Author: Julie Kagawa
Series: The Talon Saga #3
Genres: Young Adult, Fantasy
Format: eBook, 381 pages
Publisher: Harlequin TEEN
Release Date: May 5th, 2016
Rating: 2 out 5 stars
A fighter dedicated to saving humankind from dragons in strictest secrecy.
That was what Garret Xavier Sebastian thought he was part of as a soldier of the Order of St. George. What he learned from a fiery dragon hatchling twisted all he believed in and set him on a collision course with certain death-but not without a chance to put things right.
Betrayed and on the run again, Ember and rogue dragon Riley discover an unthinkable truth about Talon and St. George. They’ll need Garret’s skills and insider knowledge of the Order to negotiate an impossible deal-and if they fail, there will be no way to stop all-out war.
The third installment in the Talon Saga once again picks up just about where its predecessor left off – Ember and Riley are on the run as ex-soldier Garret Sebastian has left them and now travels to London – the capital of all St. George’s activity. But he is thrust right back into the action with his previous accomplices when he learns of a sinister plan that has been in the works for quite some time now. Garret returns to the States to warn rogues Ember and Riley and help them reveal the truth about Talon and St. George before it’s too late.
This series and I have a rocky relationship. Talon was absolutely unbearable, while Rogue somewhat improved in the plot department and we finally saw something happen (or the beginnings of something happening, maybe.) In Soldier, the plot continues to go forward, much to my delight. There is definitely more movement than the previous two books for which I am extremely grateful as it definitely saved me from feeling guilt over skimming most chapters. In this book, I feel, the story that Kagawa is trying to tell is finally taking some shape and growing from that boring cliché that it started out as.
Of course, I still have some major issues. (Like I said – rocky relationship.) I still cannot stand either main character, be it dragon or human, and I mostly just want someone to come in and punch them in the face. First off, Ember constantly claims that she’s different now, she’s seen things and has grown, but I actually saw none of those things. She’s still a whiny teenage girl, it’s just that now her mind is preoccupied by the action that she isn’t complaining about her life all the time. Riley really disappointed me. He behaved like a juvenile and I really cannot get behind some of his actions in this book. Garret grew on me a little, if only because he acted the most rationally out of the three mains – and that’s saying something, trust me. I liked that we got more backstory on him, even though it was once again sprung on us so suddenly, like Cobalt’s in Rogue. As for Dante – I really don’t understand why we’re still getting chapters from his POV. It’s not like he’s adding anything to the story at this point.

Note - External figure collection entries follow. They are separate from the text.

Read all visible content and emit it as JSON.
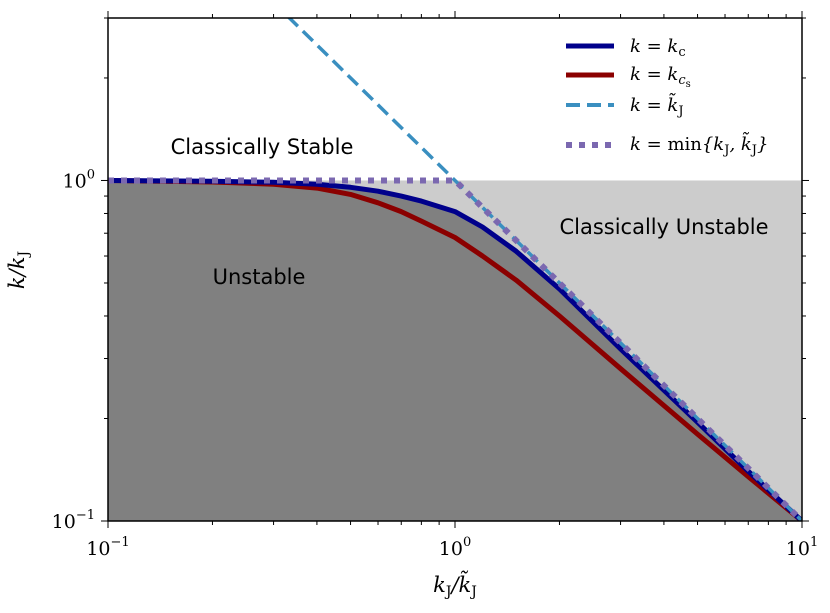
{
  "chart_data": {
    "type": "line",
    "xscale": "log",
    "yscale": "log",
    "xlim": [
      0.1,
      10
    ],
    "ylim": [
      0.1,
      3.0
    ],
    "xlabel": "k_J/k̃_J",
    "ylabel": "k/k_J",
    "xticks": [
      {
        "value": 0.1,
        "base": "10",
        "exp": "−1"
      },
      {
        "value": 1,
        "base": "10",
        "exp": "0"
      },
      {
        "value": 10,
        "base": "10",
        "exp": "1"
      }
    ],
    "yticks": [
      {
        "value": 0.1,
        "base": "10",
        "exp": "−1"
      },
      {
        "value": 1,
        "base": "10",
        "exp": "0"
      }
    ],
    "regions": [
      {
        "name": "Unstable",
        "label": "Unstable",
        "color": "#808080"
      },
      {
        "name": "Classically Unstable",
        "label": "Classically Unstable",
        "color": "#cccccc"
      },
      {
        "name": "Classically Stable",
        "label": "Classically Stable",
        "color": "#ffffff"
      }
    ],
    "series": [
      {
        "name": "k = k_c",
        "label": "k = k_c",
        "color": "#00008b",
        "style": "solid",
        "x": [
          0.1,
          0.2,
          0.3,
          0.4,
          0.5,
          0.6,
          0.7,
          0.8,
          1.0,
          1.2,
          1.5,
          2.0,
          3.0,
          5.0,
          7.0,
          10.0
        ],
        "y": [
          1.0,
          0.995,
          0.988,
          0.975,
          0.955,
          0.93,
          0.9,
          0.87,
          0.81,
          0.73,
          0.62,
          0.48,
          0.32,
          0.195,
          0.14,
          0.1
        ]
      },
      {
        "name": "k = k_cs",
        "label": "k = k_cs",
        "color": "#8b0000",
        "style": "solid",
        "x": [
          0.1,
          0.2,
          0.3,
          0.4,
          0.5,
          0.6,
          0.7,
          0.8,
          1.0,
          1.2,
          1.5,
          2.0,
          3.0,
          5.0,
          7.0,
          10.0
        ],
        "y": [
          1.0,
          0.99,
          0.975,
          0.95,
          0.91,
          0.86,
          0.81,
          0.76,
          0.68,
          0.6,
          0.51,
          0.4,
          0.28,
          0.18,
          0.135,
          0.1
        ]
      },
      {
        "name": "k = k̃_J",
        "label": "k = k̃_J",
        "color": "#3a8fc0",
        "style": "dashed",
        "x": [
          0.1,
          10.0
        ],
        "y": [
          10.0,
          0.1
        ]
      },
      {
        "name": "k = min{k_J, k̃_J}",
        "label": "k = min{k_J, k̃_J}",
        "color": "#7b68b0",
        "style": "dotted",
        "x": [
          0.1,
          1.0,
          10.0
        ],
        "y": [
          1.0,
          1.0,
          0.1
        ]
      }
    ],
    "legend": {
      "position": "top-right"
    }
  }
}
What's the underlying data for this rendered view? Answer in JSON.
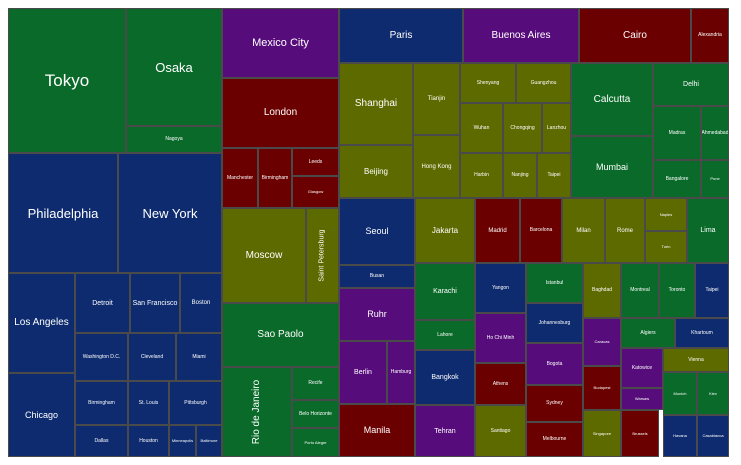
{
  "palette": {
    "blue": "#0d2b6e",
    "green": "#0a6a2a",
    "purple": "#560c7a",
    "maroon": "#6b0000",
    "olive": "#5d6a00"
  },
  "chart_data": {
    "type": "treemap",
    "title": "",
    "nodes": [
      {
        "name": "Tokyo",
        "color": "green"
      },
      {
        "name": "Osaka",
        "color": "green"
      },
      {
        "name": "Nagoya",
        "color": "green"
      },
      {
        "name": "Philadelphia",
        "color": "blue"
      },
      {
        "name": "New York",
        "color": "blue"
      },
      {
        "name": "Los Angeles",
        "color": "blue"
      },
      {
        "name": "Detroit",
        "color": "blue"
      },
      {
        "name": "San Francisco",
        "color": "blue"
      },
      {
        "name": "Boston",
        "color": "blue"
      },
      {
        "name": "Washington D.C.",
        "color": "blue"
      },
      {
        "name": "Cleveland",
        "color": "blue"
      },
      {
        "name": "Miami",
        "color": "blue"
      },
      {
        "name": "Chicago",
        "color": "blue"
      },
      {
        "name": "Birmingham",
        "color": "blue"
      },
      {
        "name": "St. Louis",
        "color": "blue"
      },
      {
        "name": "Pittsburgh",
        "color": "blue"
      },
      {
        "name": "Dallas",
        "color": "blue"
      },
      {
        "name": "Houston",
        "color": "blue"
      },
      {
        "name": "Minneapolis",
        "color": "blue"
      },
      {
        "name": "Baltimore",
        "color": "blue"
      },
      {
        "name": "Mexico City",
        "color": "purple"
      },
      {
        "name": "London",
        "color": "maroon"
      },
      {
        "name": "Manchester",
        "color": "maroon"
      },
      {
        "name": "Birmingham",
        "color": "maroon"
      },
      {
        "name": "Leeds",
        "color": "maroon"
      },
      {
        "name": "Glasgow",
        "color": "maroon"
      },
      {
        "name": "Moscow",
        "color": "olive"
      },
      {
        "name": "Saint Petersburg",
        "color": "olive"
      },
      {
        "name": "Sao Paolo",
        "color": "green"
      },
      {
        "name": "Rio de Janeiro",
        "color": "green"
      },
      {
        "name": "Recife",
        "color": "green"
      },
      {
        "name": "Belo Horizonte",
        "color": "green"
      },
      {
        "name": "Porto Alegre",
        "color": "green"
      },
      {
        "name": "Paris",
        "color": "blue"
      },
      {
        "name": "Buenos Aires",
        "color": "purple"
      },
      {
        "name": "Cairo",
        "color": "maroon"
      },
      {
        "name": "Alexandria",
        "color": "maroon"
      },
      {
        "name": "Shanghai",
        "color": "olive"
      },
      {
        "name": "Tianjin",
        "color": "olive"
      },
      {
        "name": "Shenyang",
        "color": "olive"
      },
      {
        "name": "Guangzhou",
        "color": "olive"
      },
      {
        "name": "Wuhan",
        "color": "olive"
      },
      {
        "name": "Chongqing",
        "color": "olive"
      },
      {
        "name": "Lanzhou",
        "color": "olive"
      },
      {
        "name": "Beijing",
        "color": "olive"
      },
      {
        "name": "Hong Kong",
        "color": "olive"
      },
      {
        "name": "Harbin",
        "color": "olive"
      },
      {
        "name": "Nanjing",
        "color": "olive"
      },
      {
        "name": "Taipei",
        "color": "olive"
      },
      {
        "name": "Calcutta",
        "color": "green"
      },
      {
        "name": "Delhi",
        "color": "green"
      },
      {
        "name": "Madras",
        "color": "green"
      },
      {
        "name": "Ahmedabad",
        "color": "green"
      },
      {
        "name": "Mumbai",
        "color": "green"
      },
      {
        "name": "Bangalore",
        "color": "green"
      },
      {
        "name": "Pune",
        "color": "green"
      },
      {
        "name": "Seoul",
        "color": "blue"
      },
      {
        "name": "Busan",
        "color": "blue"
      },
      {
        "name": "Jakarta",
        "color": "olive"
      },
      {
        "name": "Madrid",
        "color": "maroon"
      },
      {
        "name": "Barcelona",
        "color": "maroon"
      },
      {
        "name": "Milan",
        "color": "olive"
      },
      {
        "name": "Rome",
        "color": "olive"
      },
      {
        "name": "Naples",
        "color": "olive"
      },
      {
        "name": "Turin",
        "color": "olive"
      },
      {
        "name": "Lima",
        "color": "green"
      },
      {
        "name": "Ruhr",
        "color": "purple"
      },
      {
        "name": "Berlin",
        "color": "purple"
      },
      {
        "name": "Hamburg",
        "color": "purple"
      },
      {
        "name": "Manila",
        "color": "maroon"
      },
      {
        "name": "Karachi",
        "color": "green"
      },
      {
        "name": "Lahore",
        "color": "green"
      },
      {
        "name": "Bangkok",
        "color": "blue"
      },
      {
        "name": "Yangon",
        "color": "blue"
      },
      {
        "name": "Ho Chi Minh",
        "color": "purple"
      },
      {
        "name": "Athens",
        "color": "maroon"
      },
      {
        "name": "Istanbul",
        "color": "green"
      },
      {
        "name": "Johannesburg",
        "color": "blue"
      },
      {
        "name": "Bogota",
        "color": "purple"
      },
      {
        "name": "Sydney",
        "color": "maroon"
      },
      {
        "name": "Melbourne",
        "color": "maroon"
      },
      {
        "name": "Tehran",
        "color": "purple"
      },
      {
        "name": "Santiago",
        "color": "olive"
      },
      {
        "name": "Baghdad",
        "color": "olive"
      },
      {
        "name": "Montreal",
        "color": "green"
      },
      {
        "name": "Toronto",
        "color": "green"
      },
      {
        "name": "Taipei",
        "color": "blue"
      },
      {
        "name": "Algiers",
        "color": "green"
      },
      {
        "name": "Khartoum",
        "color": "blue"
      },
      {
        "name": "Caracas",
        "color": "purple"
      },
      {
        "name": "Budapest",
        "color": "maroon"
      },
      {
        "name": "Singapore",
        "color": "olive"
      },
      {
        "name": "Brussels",
        "color": "maroon"
      },
      {
        "name": "Katowice",
        "color": "purple"
      },
      {
        "name": "Warsaw",
        "color": "purple"
      },
      {
        "name": "Vienna",
        "color": "olive"
      },
      {
        "name": "Munich",
        "color": "green"
      },
      {
        "name": "Kiev",
        "color": "green"
      },
      {
        "name": "Havana",
        "color": "blue"
      },
      {
        "name": "Casablanca",
        "color": "blue"
      }
    ]
  }
}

The romantic subplot, again, continues to plague me. I hated how much focus there was on the love triangle – definitely more than it was focused on in Rogue. Riley acts so possessive, as if he’s on the playground and Garret has come to steal his toy. Ember, at some point, is genuinely afraid to tell him what she’s learned about their bond because she knows he’d explode. Speaking of Ember, her main source for whining once again is about how she doesn’t know what she feels and for whom. I started referring to this as the Twilight Saga: Eclipse Syndrome, but more annoying. Garret, again, is the most reasonable out of the three, though he still has that melodramatic flair that I’m not here for.
My main issue with this series remains the narrative and writing style. I have trouble not rolling my eyes every time a character refers to themselves as “their dragon”. In Soldier I noticed how they even refer to both their human and dragon sides as an “us”. This type of writing really reminds me of how, in 50 Shades of Grey, Anastasia Steele constantly refers to her inner thoughts as “her inner goddess” as if she and her consciousness are two separate entities. It’s the same for the dragons in this book, only they refer to their primal instincs as “their dragon” as if they are not the dragons themselves. As if, when they “Shift”, the creatures they become are completely different from their human forms.
Meanwhile, the writing style is still very much depended on the hand-holding method. Readers are taken through the story as if they’re children being led by their pre-school teachers. Another thing that really irks me is how Kagawa is constantly reminding us of things that we should already know by heart. She takes every opportunity to mention who is rogue and who is an ex-soldier and what organization does what to who. Honestly, if you’re still feeling the need to remind your readers of what your key players are in your story, maybe you should think about why that is instead.
Overall, this book is definitely an improvement from both Talon and Rogue. The characters are beyond saving for me at this point but there were other redeeming qualities. At least we begin to see some semblance of a plot. Basically, Soldier, and particularly its ending, managed to engage me just enough to make me consider reading the next book.